Classroom flipping. Flipping the classroom. One thing is for certain: Education is always awash in neologism's.
The principle here is relatively simple. Students study the next days lessons at home. The studying is largely done electronically.
At the middle school to high school level, teachers electronically record the lesson or lecture, and students access the material from home, either by computer, tablet, or smart phone.
The following day, when they show up in class, the day is spent digesting that material, figuring out what it means, how to use it, in short, extending the learning from the podcast/videocast/video they watched the previous afternoon/evening at home.
Wait. Isn't this homework? Not really. Homework is working with the material that was presented that day in class. Extending it would be bonus issues that one might, or might not, get to.
While that may be splitting hairs, that's the reality of it.
What this approach does, perhaps, is gives students the time in class to apply the knowledge they perused the night before rather than spending their class time sitting through a lecture or lesson.
It allows students the freedom, and the responsibility, to "attend" the lesson(s) when it's best for them to do so.
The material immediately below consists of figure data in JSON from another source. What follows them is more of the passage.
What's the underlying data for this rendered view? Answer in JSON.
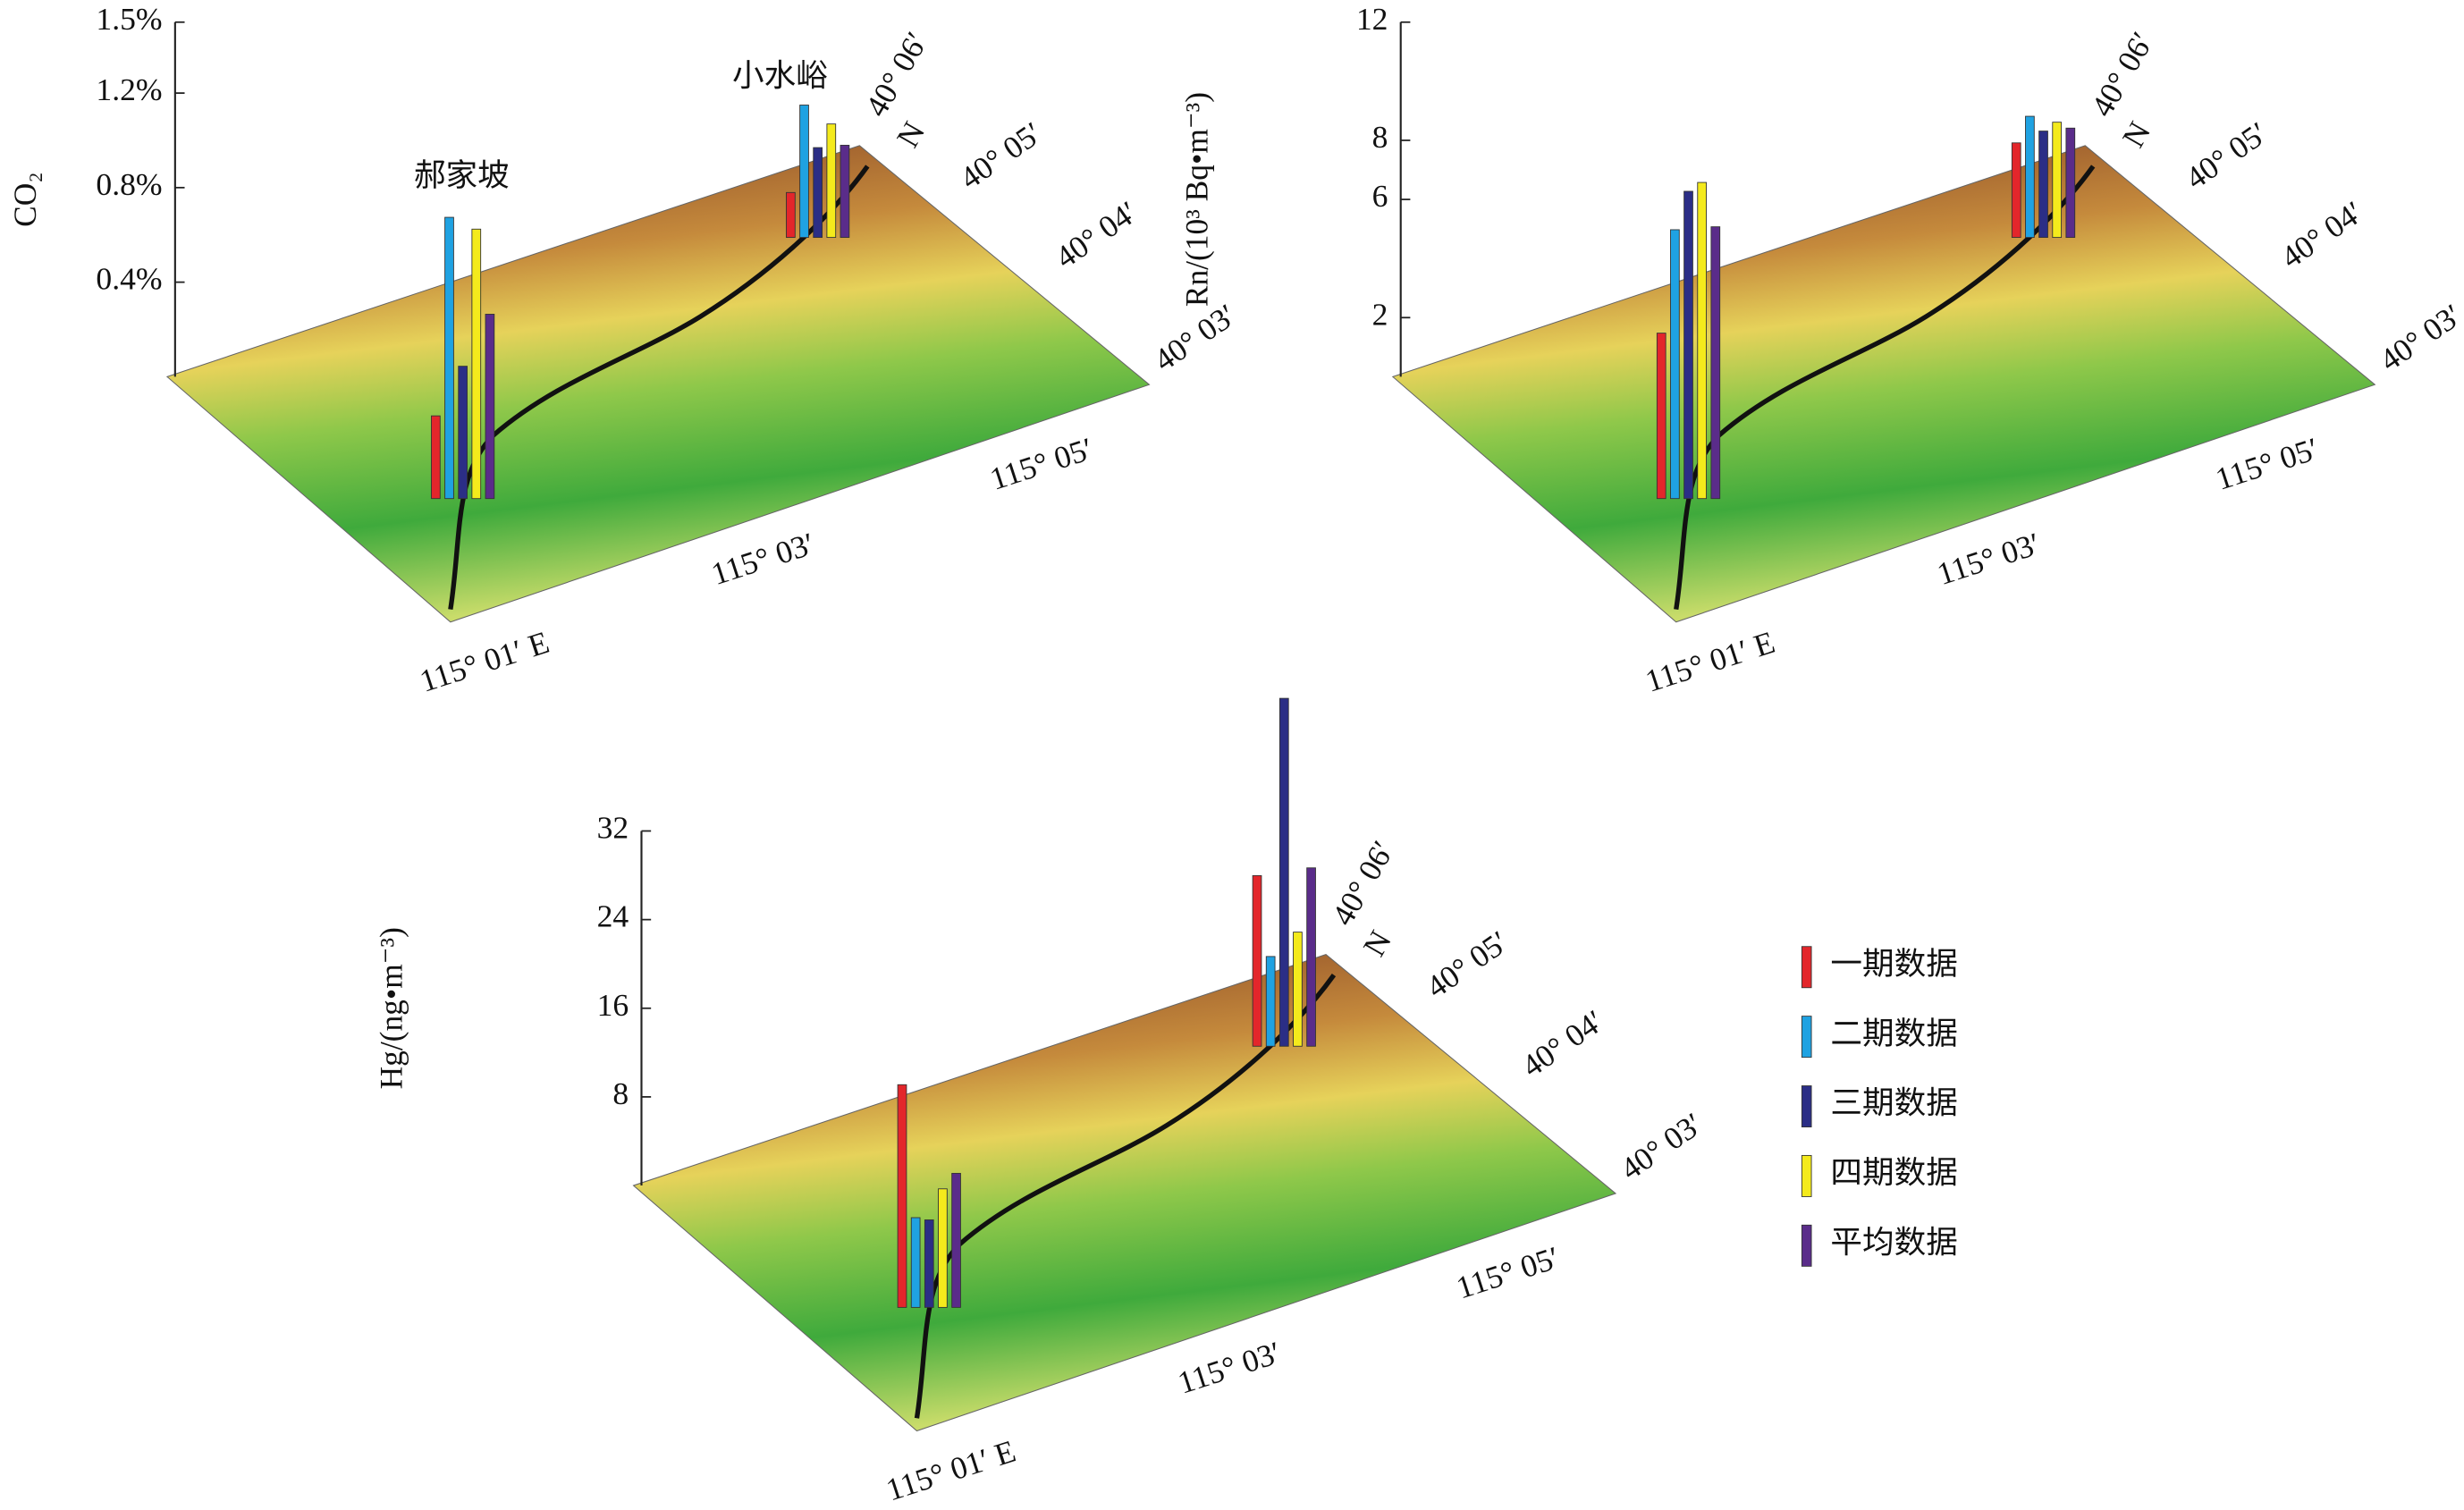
{
  "chart_data": [
    {
      "type": "bar",
      "y_label": "CO₂",
      "categories": [
        "郝家坡",
        "小水峪"
      ],
      "series": [
        {
          "color": "#e3262b",
          "values": [
            0.35,
            0.19
          ]
        },
        {
          "color": "#1fa2e2",
          "values": [
            1.19,
            0.56
          ]
        },
        {
          "color": "#2b2e86",
          "values": [
            0.56,
            0.38
          ]
        },
        {
          "color": "#f4ea1c",
          "values": [
            1.14,
            0.48
          ]
        },
        {
          "color": "#5a2c8a",
          "values": [
            0.78,
            0.39
          ]
        }
      ],
      "ylim": [
        0,
        1.5
      ],
      "yticks": [
        {
          "value": 0.4,
          "label": "0.4%"
        },
        {
          "value": 0.8,
          "label": "0.8%"
        },
        {
          "value": 1.2,
          "label": "1.2%"
        },
        {
          "value": 1.5,
          "label": "1.5%"
        }
      ],
      "map_labels": {
        "x": [
          "115° 01′ E",
          "115° 03′",
          "115° 05′"
        ],
        "y": [
          "40° 03′",
          "40° 04′",
          "40° 05′",
          "40° 06′"
        ],
        "north": "N"
      }
    },
    {
      "type": "bar",
      "y_label": "Rn/(10³ Bq•m⁻³)",
      "series": [
        {
          "color": "#e3262b",
          "values": [
            5.6,
            3.2
          ]
        },
        {
          "color": "#1fa2e2",
          "values": [
            9.1,
            4.1
          ]
        },
        {
          "color": "#2b2e86",
          "values": [
            10.4,
            3.6
          ]
        },
        {
          "color": "#f4ea1c",
          "values": [
            10.7,
            3.9
          ]
        },
        {
          "color": "#5a2c8a",
          "values": [
            9.2,
            3.7
          ]
        }
      ],
      "ylim": [
        0,
        12
      ],
      "yticks": [
        2,
        6,
        8,
        12
      ],
      "map_labels": {
        "x": [
          "115° 01′ E",
          "115° 03′",
          "115° 05′"
        ],
        "y": [
          "40° 03′",
          "40° 04′",
          "40° 05′",
          "40° 06′"
        ],
        "north": "N"
      }
    },
    {
      "type": "bar",
      "y_label": "Hg/(ng•m⁻³)",
      "series": [
        {
          "name": "一期数据",
          "color": "#e3262b",
          "values": [
            20.1,
            15.4
          ]
        },
        {
          "name": "二期数据",
          "color": "#1fa2e2",
          "values": [
            8.1,
            8.1
          ]
        },
        {
          "name": "三期数据",
          "color": "#2b2e86",
          "values": [
            7.9,
            31.4
          ]
        },
        {
          "name": "四期数据",
          "color": "#f4ea1c",
          "values": [
            10.7,
            10.3
          ]
        },
        {
          "name": "平均数据",
          "color": "#5a2c8a",
          "values": [
            12.1,
            16.1
          ]
        }
      ],
      "ylim": [
        0,
        32
      ],
      "yticks": [
        8,
        16,
        24,
        32
      ],
      "map_labels": {
        "x": [
          "115° 01′ E",
          "115° 03′",
          "115° 05′"
        ],
        "y": [
          "40° 03′",
          "40° 04′",
          "40° 05′",
          "40° 06′"
        ],
        "north": "N"
      }
    }
  ]
}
They are able to take breaks when they want, and to collaborate with classmates however they wish. No one is telling them to pay attention, and they are able to go over the material how ever many times they need to.
The after school hours are still taken up with study though.
It's a useful, though not entirely new, approach. The biggest bump in the road of course is each students ability to access the recorded material once they get home. Not everyone has high speed internet, or a computer, or a tablet, or a smart phone.
Flipping has not transformed education any more than any other approach. For some, it is transformative. For others, not so much.
That's the reality of education. One size does not fit all.
As always, assume nothing, verify everything.